Zieria robusta

Scientific classification
- Kingdom: Plantae
- Clade: Tracheophytes
- Clade: Angiosperms
- Clade: Eudicots
- Clade: Rosids
- Order: Sapindales
- Family: Rutaceae
- Genus: Zieria
- Species: Z. robusta
- Binomial name: Zieria robusta Maiden & Betche

= Zieria robusta =

- Genus: Zieria
- Species: robusta
- Authority: Maiden & Betche

Species of flowering plant

Zieria robusta, commonly known as round-leafed zieria, is a plant in the citrus family Rutaceae and is endemic to eastern Australia. It is an erect, bushy shrub with leaves composed of three leaflets which are egg-shaped with the narrower end towards the base.
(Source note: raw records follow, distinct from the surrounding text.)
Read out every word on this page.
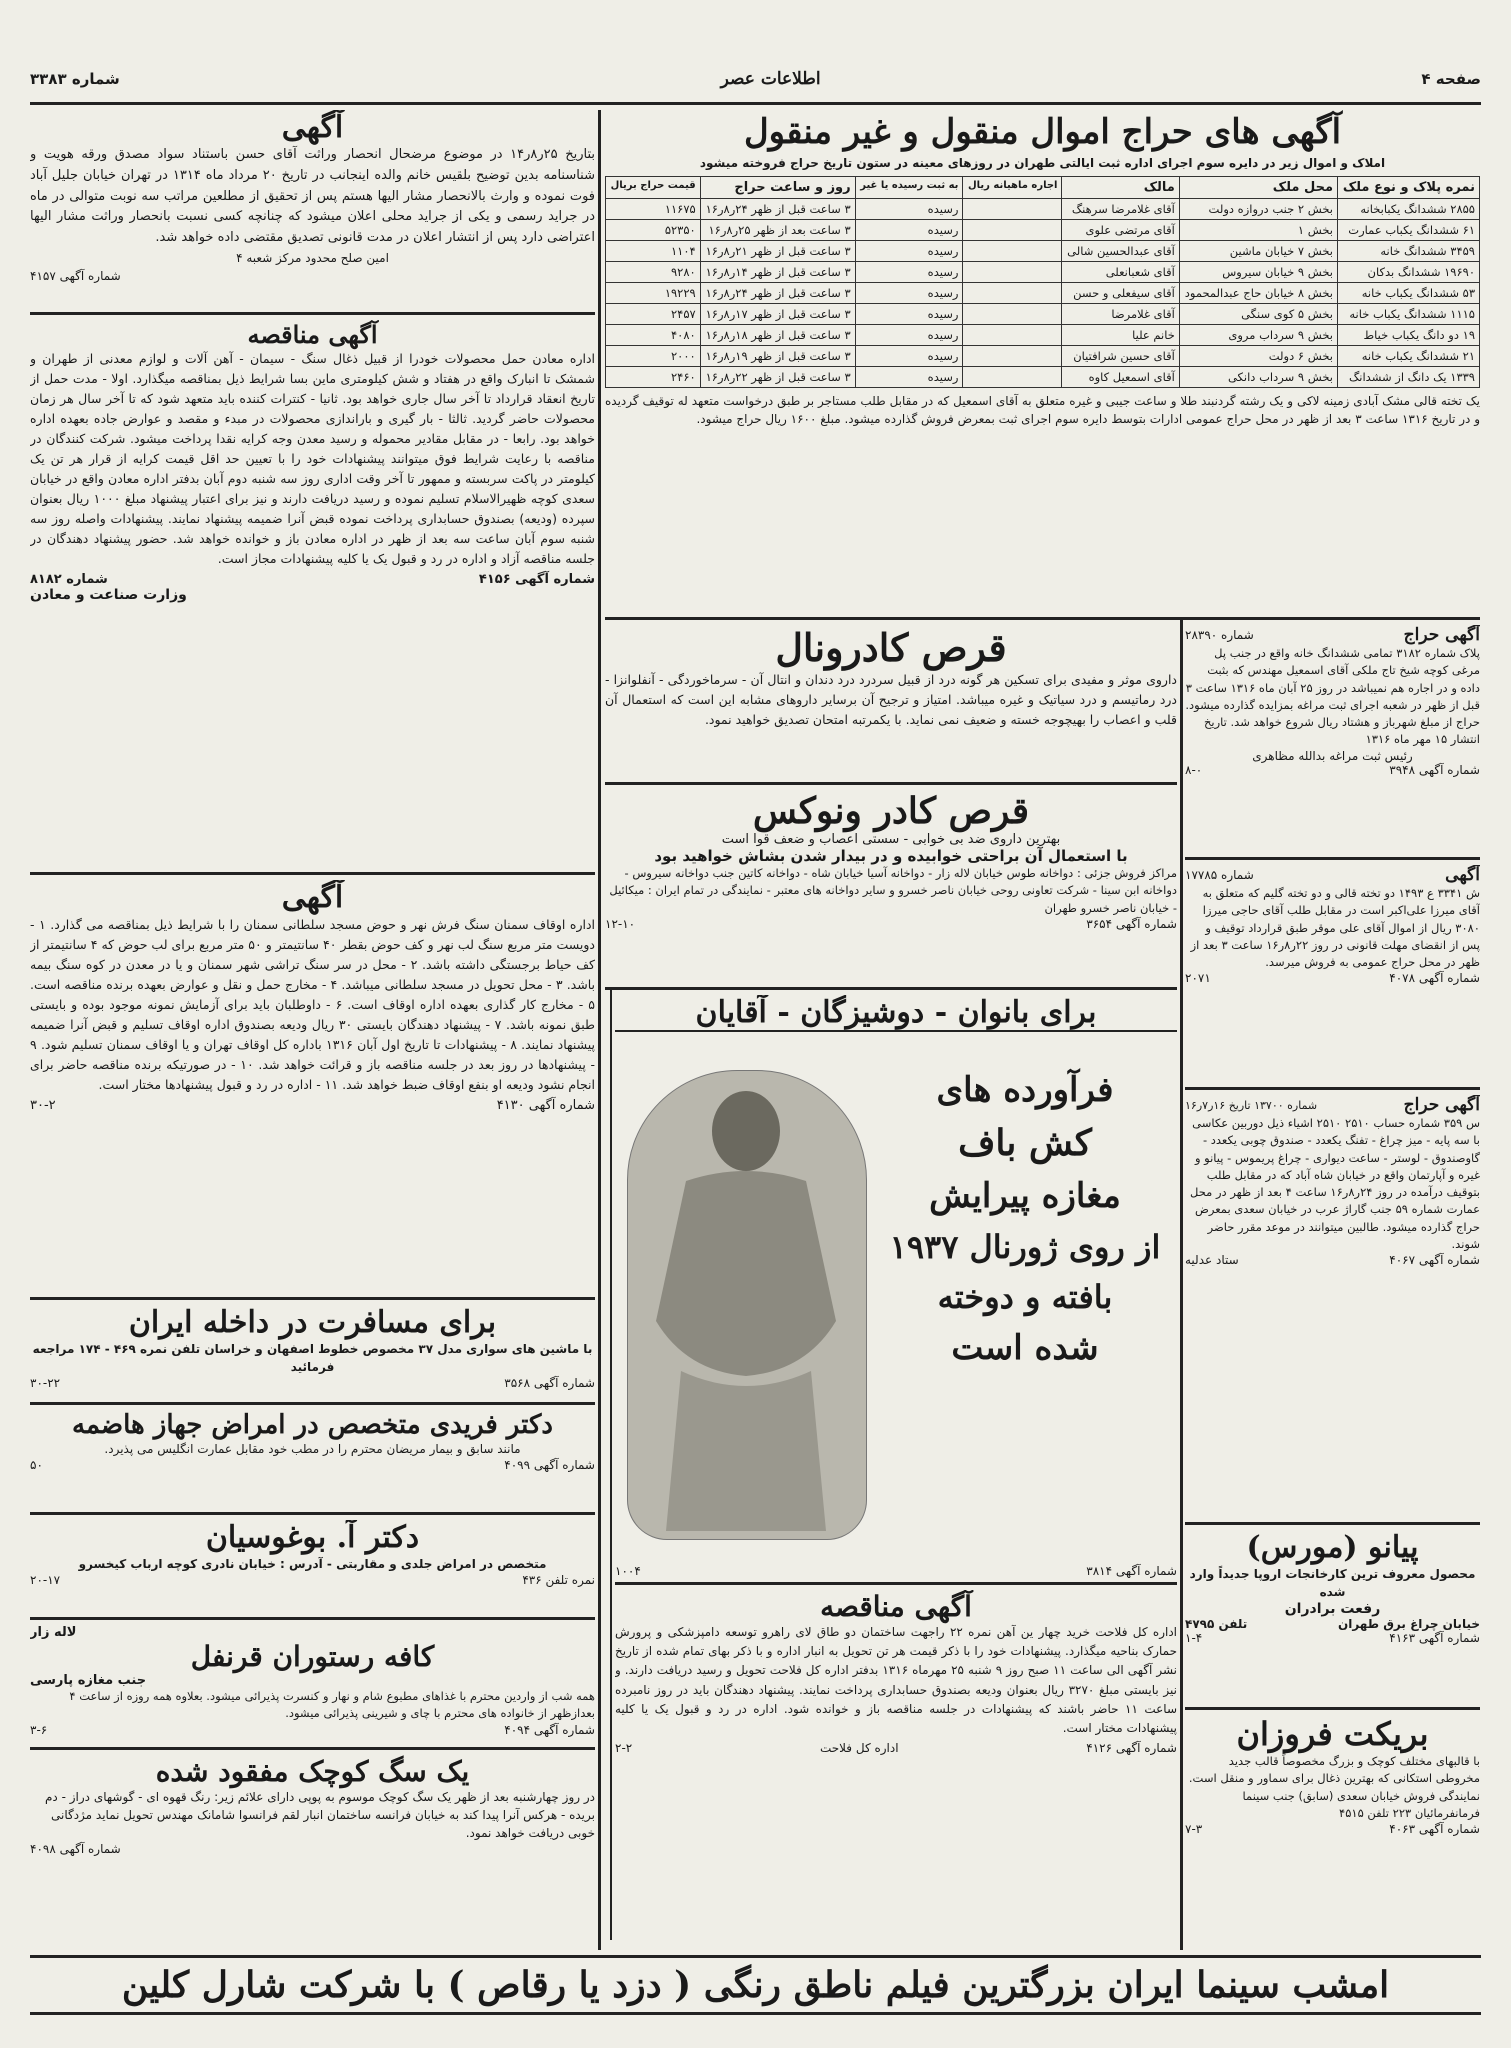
صفحه ۴
اطلاعات عصر
شماره ۳۳۸۳
آگهی های حراج اموال منقول و غیر منقول
املاک و اموال زیر در دایره سوم اجرای اداره ثبت ایالتی طهران در روزهای معینه در ستون تاریخ حراج فروخته میشود
نمره پلاک و نوع ملک	محل ملک	مالک	اجاره ماهیانه ریال	به ثبت رسیده یا غیر	روز و ساعت حراج	قیمت حراج بریال
۲۸۵۵ ششدانگ یکبابخانه	بخش ۲ جنب دروازه دولت	آقای غلامرضا سرهنگ		رسیده	۳ ساعت قبل از ظهر ۲۴ر۸ر۱۶	۱۱۶۷۵
۶۱ ششدانگ یکباب عمارت	بخش ۱	آقای مرتضی علوی		رسیده	۳ ساعت بعد از ظهر ۲۵ر۸ر۱۶	۵۲۳۵۰
۳۴۵۹ ششدانگ خانه	بخش ۷ خیابان ماشین	آقای عبدالحسین شالی		رسیده	۳ ساعت قبل از ظهر ۲۱ر۸ر۱۶	۱۱۰۴
۱۹۶۹۰ ششدانگ بدکان	بخش ۹ خیابان سیروس	آقای شعبانعلی		رسیده	۳ ساعت قبل از ظهر ۱۴ر۸ر۱۶	۹۲۸۰
۵۳ ششدانگ یکباب خانه	بخش ۸ خیابان حاج عبدالمحمود	آقای سیفعلی و حسن		رسیده	۳ ساعت قبل از ظهر ۲۴ر۸ر۱۶	۱۹۲۲۹
۱۱۱۵ ششدانگ یکباب خانه	بخش ۵ کوی سنگی	آقای غلامرضا		رسیده	۳ ساعت قبل از ظهر ۱۷ر۸ر۱۶	۲۴۵۷
۱۹ دو دانگ یکباب خیاط	بخش ۹ سرداب مروی	خانم علیا		رسیده	۳ ساعت قبل از ظهر ۱۸ر۸ر۱۶	۴۰۸۰
۲۱ ششدانگ یکباب خانه	بخش ۶ دولت	آقای حسین شرافتیان		رسیده	۳ ساعت قبل از ظهر ۱۹ر۸ر۱۶	۲۰۰۰
۱۳۳۹ یک دانگ از ششدانگ	بخش ۹ سرداب دانکی	آقای اسمعیل کاوه		رسیده	۳ ساعت قبل از ظهر ۲۲ر۸ر۱۶	۲۴۶۰
یک تخته قالی مشک آبادی زمینه لاکی و یک رشته گردنبند طلا و ساعت جیبی و غیره متعلق به آقای اسمعیل که در مقابل طلب مستاجر بر طبق درخواست متعهد له توقیف گردیده و در تاریخ ۱۳۱۶ ساعت ۳ بعد از ظهر در محل حراج عمومی ادارات بتوسط دایره سوم اجرای ثبت بمعرض فروش گذارده میشود. مبلغ ۱۶۰۰ ریال حراج میشود.
آگهی
بتاریخ ۲۵ر۸ر۱۴ در موضوع مرضحال انحصار وراثت آقای حسن باستناد سواد مصدق ورقه هویت و شناسنامه بدین توضیح بلقیس خانم والده اینجانب در تاریخ ۲۰ مرداد ماه ۱۳۱۴ در تهران خیابان جلیل آباد فوت نموده و وارث بالانحصار مشار الیها هستم پس از تحقیق از مطلعین مراتب سه نوبت متوالی در ماه در جراید رسمی و یکی از جراید محلی اعلان میشود که چنانچه کسی نسبت بانحصار وراثت مشار الیها اعتراضی دارد پس از انتشار اعلان در مدت قانونی تصدیق مقتضی داده خواهد شد.
امین صلح محدود مرکز شعبه ۴
شماره آگهی ۴۱۵۷
آگهی مناقصه
اداره معادن حمل محصولات خودرا از قبیل ذغال سنگ - سیمان - آهن آلات و لوازم معدنی از طهران و شمشک تا انبارک واقع در هفتاد و شش کیلومتری ماین بسا شرایط ذیل بمناقصه میگذارد. اولا - مدت حمل از تاریخ انعقاد قرارداد تا آخر سال جاری خواهد بود. ثانیا - کنترات کننده باید متعهد شود که تا آخر سال هر زمان محصولات حاضر گردید. ثالثا - بار گیری و باراندازی محصولات در مبدء و مقصد و عوارض جاده بعهده اداره خواهد بود. رابعا - در مقابل مقادیر محموله و رسید معدن وجه کرایه نقدا پرداخت میشود. شرکت کنندگان در مناقصه با رعایت شرایط فوق میتوانند پیشنهادات خود را با تعیین حد اقل قیمت کرایه از قرار هر تن یک کیلومتر در پاکت سربسته و ممهور تا آخر وقت اداری روز سه شنبه دوم آبان بدفتر اداره معادن واقع در خیابان سعدی کوچه ظهیرالاسلام تسلیم نموده و رسید دریافت دارند و نیز برای اعتبار پیشنهاد مبلغ ۱۰۰۰ ریال بعنوان سپرده (ودیعه) بصندوق حسابداری پرداخت نموده قبض آنرا ضمیمه پیشنهاد نمایند. پیشنهادات واصله روز سه شنبه سوم آبان ساعت سه بعد از ظهر در اداره معادن باز و خوانده خواهد شد. حضور پیشنهاد دهندگان در جلسه مناقصه آزاد و اداره در رد و قبول یک یا کلیه پیشنهادات مجاز است.
شماره آگهی ۴۱۵۶
شماره ۸۱۸۲
وزارت صناعت و معادن
آگهی
اداره اوقاف سمنان سنگ فرش نهر و حوض مسجد سلطانی سمنان را با شرایط ذیل بمناقصه می گذارد. ۱ - دویست متر مربع سنگ لب نهر و کف حوض بقطر ۴۰ سانتیمتر و ۵۰ متر مربع برای لب حوض که ۴ سانتیمتر از کف حیاط برجستگی داشته باشد. ۲ - محل در سر سنگ تراشی شهر سمنان و یا در معدن در کوه سنگ بیمه باشد. ۳ - محل تحویل در مسجد سلطانی میباشد. ۴ - مخارج حمل و نقل و عوارض بعهده برنده مناقصه است. ۵ - مخارج کار گذاری بعهده اداره اوقاف است. ۶ - داوطلبان باید برای آزمایش نمونه موجود بوده و بایستی طبق نمونه باشد. ۷ - پیشنهاد دهندگان بایستی ۳۰ ریال ودیعه بصندوق اداره اوقاف تسلیم و قبض آنرا ضمیمه پیشنهاد نمایند. ۸ - پیشنهادات تا تاریخ اول آبان ۱۳۱۶ باداره کل اوقاف تهران و یا اوقاف سمنان تسلیم شود. ۹ - پیشنهادها در روز بعد در جلسه مناقصه باز و قرائت خواهد شد. ۱۰ - در صورتیکه برنده مناقصه حاضر برای انجام نشود ودیعه او بنفع اوقاف ضبط خواهد شد. ۱۱ - اداره در رد و قبول پیشنهادها مختار است.
شماره آگهی ۴۱۳۰
۳۰-۲
برای مسافرت در داخله ایران
با ماشین های سواری مدل ۳۷ مخصوص خطوط اصفهان و خراسان تلفن نمره ۴۶۹ - ۱۷۴ مراجعه فرمائید
شماره آگهی ۳۵۶۸
۳۰-۲۲
دکتر فریدی متخصص در امراض جهاز هاضمه
مانند سابق و بیمار مریضان محترم را در مطب خود مقابل عمارت انگلیس می پذیرد.
شماره آگهی ۴۰۹۹
۵۰
دکتر آ. بوغوسیان
متخصص در امراض جلدی و مقاربتی - آدرس : خیابان نادری کوچه ارباب کیخسرو
نمره تلفن ۴۳۶
۲۰-۱۷
لاله زار
کافه رستوران قرنفل
جنب مغازه پارسی
همه شب از واردین محترم با غذاهای مطبوع شام و نهار و کنسرت پذیرائی میشود. بعلاوه همه روزه از ساعت ۴ بعدازظهر از خانواده های محترم با چای و شیرینی پذیرائی میشود.
شماره آگهی ۴۰۹۴
۳-۶
یک سگ کوچک مفقود شده
در روز چهارشنبه بعد از ظهر یک سگ کوچک موسوم به پوپی دارای علائم زیر: رنگ قهوه ای - گوشهای دراز - دم بریده - هرکس آنرا پیدا کند به خیابان فرانسه ساختمان انبار لقم فرانسوا شامانک مهندس تحویل نماید مژدگانی خوبی دریافت خواهد نمود.
شماره آگهی ۴۰۹۸
قرص کادرونال
داروی موثر و مفیدی برای تسکین هر گونه درد از قبیل سردرد درد دندان و انتال آن - سرماخوردگی - آنفلوانزا - درد رماتیسم و درد سیاتیک و غیره میباشد. امتیاز و ترجیح آن برسایر داروهای مشابه این است که استعمال آن قلب و اعصاب را بهیچوجه خسته و ضعیف نمی نماید. با یکمرتبه امتحان تصدیق خواهید نمود.
قرص کادر ونوکس
بهترین داروی ضد بی خوابی - سستی اعصاب و ضعف قوا است
با استعمال آن براحتی خوابیده و در بیدار شدن بشاش خواهید بود
مراکز فروش جزئی : دواخانه طوس خیابان لاله زار - دواخانه آسیا خیابان شاه - دواخانه کاتین جنب دواخانه سیروس - دواخانه ابن سینا - شرکت تعاونی روحی خیابان ناصر خسرو و سایر دواخانه های معتبر - نمایندگی در تمام ایران : میکائیل - خیابان ناصر خسرو طهران
شماره آگهی ۳۶۵۴
۱۲-۱۰
برای بانوان - دوشیزگان - آقایان
فرآورده های
کش باف
مغازه پیرایش
از روی ژورنال ۱۹۳۷
بافته و دوخته
شده است
شماره آگهی ۳۸۱۴
۱۰۰۴
آگهی مناقصه
اداره کل فلاحت خرید چهار ین آهن نمره ۲۲ راجهت ساختمان دو طاق لای راهرو توسعه دامپزشکی و پرورش حمارک بناحیه میگذارد. پیشنهادات خود را با ذکر قیمت هر تن تحویل به انبار اداره و با ذکر بهای تمام شده از تاریخ نشر آگهی الی ساعت ۱۱ صبح روز ۹ شنبه ۲۵ مهرماه ۱۳۱۶ بدفتر اداره کل فلاحت تحویل و رسید دریافت دارند. و نیز بایستی مبلغ ۳۲۷۰ ریال بعنوان ودیعه بصندوق حسابداری پرداخت نمایند. پیشنهاد دهندگان باید در روز نامبرده ساعت ۱۱ حاضر باشند که پیشنهادات در جلسه مناقصه باز و خوانده شود. اداره در رد و قبول یک یا کلیه پیشنهادات مختار است.
شماره آگهی ۴۱۲۶
اداره کل فلاحت
۲-۲
آگهی حراج
شماره ۲۸۳۹۰
پلاک شماره ۳۱۸۲ تمامی ششدانگ خانه واقع در جنب پل مرغی کوچه شیخ تاج ملکی آقای اسمعیل مهندس که بثبت داده و در اجاره هم نمیباشد در روز ۲۵ آبان ماه ۱۳۱۶ ساعت ۳ قبل از ظهر در شعبه اجرای ثبت مراغه بمزایده گذارده میشود. حراج از مبلغ شهرباز و هشتاد ریال شروع خواهد شد. تاریخ انتشار ۱۵ مهر ماه ۱۳۱۶
رئیس ثبت مراغه بدالله مظاهری
شماره آگهی ۳۹۴۸
۸-۰
آگهی
شماره ۱۷۷۸۵
ش ۳۳۴۱ ع ۱۴۹۳ دو تخته قالی و دو تخته گلیم که متعلق به آقای میرزا علی‌اکبر است در مقابل طلب آقای حاجی میرزا ۳۰۸۰ ریال از اموال آقای علی موقر طبق قرارداد توقیف و پس از انقضای مهلت قانونی در روز ۲۲ر۸ر۱۶ ساعت ۳ بعد از ظهر در محل حراج عمومی به فروش میرسد.
شماره آگهی ۴۰۷۸
۲۰۷۱
آگهی حراج
شماره ۱۳۷۰۰ تاریخ ۱۶ر۷ر۱۶
س ۳۵۹ شماره حساب ۲۵۱۰ ۲۵۱۰ اشیاء ذیل دوربین عکاسی با سه پایه - میز چراغ - تفنگ یکعدد - صندوق چوبی یکعدد - گاوصندوق - لوستر - ساعت دیواری - چراغ پریموس - پیانو و غیره و آپارتمان واقع در خیابان شاه آباد که در مقابل طلب بتوقیف درآمده در روز ۲۴ر۸ر۱۶ ساعت ۴ بعد از ظهر در محل عمارت شماره ۵۹ جنب گاراژ عرب در خیابان سعدی بمعرض حراج گذارده میشود. طالبین میتوانند در موعد مقرر حاضر شوند.
شماره آگهی ۴۰۶۷
ستاد عدلیه
پیانو (مورس)
محصول معروف ترین کارخانجات اروپا جدیداً وارد شده
رفعت برادران
خیابان چراغ برق طهران
تلفن ۴۷۹۵
شماره آگهی ۴۱۶۳
۱-۴
بریکت فروزان
با قالبهای مختلف کوچک و بزرگ مخصوصاً قالب جدید مخروطی استکانی که بهترین ذغال برای سماور و منقل است. نمایندگی فروش خیابان سعدی (سابق) جنب سینما فرمانفرمائیان ۲۲۳ تلفن ۴۵۱۵
شماره آگهی ۴۰۶۳
۷-۳
امشب سینما ایران بزرگترین فیلم ناطق رنگی ( دزد یا رقاص ) با شرکت شارل کلین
The flowers are pink to white and arranged in groups of up to nine and have four petals and four stamens.

==Description==
Zieria robusta is an erect, compact and bushy shrub which grows to a height of 2.5 m. Its branches are ridged, rough and partly hairy and its leaves are composed of three egg-shaped leaflets with the narrower end towards the base. The leaflets are 3-12 mm long and 3-6 mm wide and the leaf has petiole 2-8 mm long. The leaves are glabrous with margins which are more or less wavy and the upper surface is darker than the lower one. The flowers are arranged in groups of mostly five to nine in leaf axils and the groups are usually longer than the leaves. The four sepal lobes are roughly triangular, about 1 mm long, the four petals are white to pink, about 3 mm long and in common with other zierias, there are only four stamens. Flowering mainly occurs in spring and summer and is followed by fruit which is a follicle dotted with oil glands and slightly rough.

==Taxonomy and naming==
Zieria robusta was first formally described in 1911 by Joseph Maiden and Ernst Betche from a specimen collected on Mount Werong in the Blue Mountains National Park. The description was published in Proceedings of the Linnean Society of New South Wales. The specific epithet (robusta) is a Latin word meaning "hard or strong like oak".

==Distribution and habitat==
This zieria grows in heath on exposed, rocky outcrops south from the Warrumbungles in New South Wales and near the Moroka River in Victoria.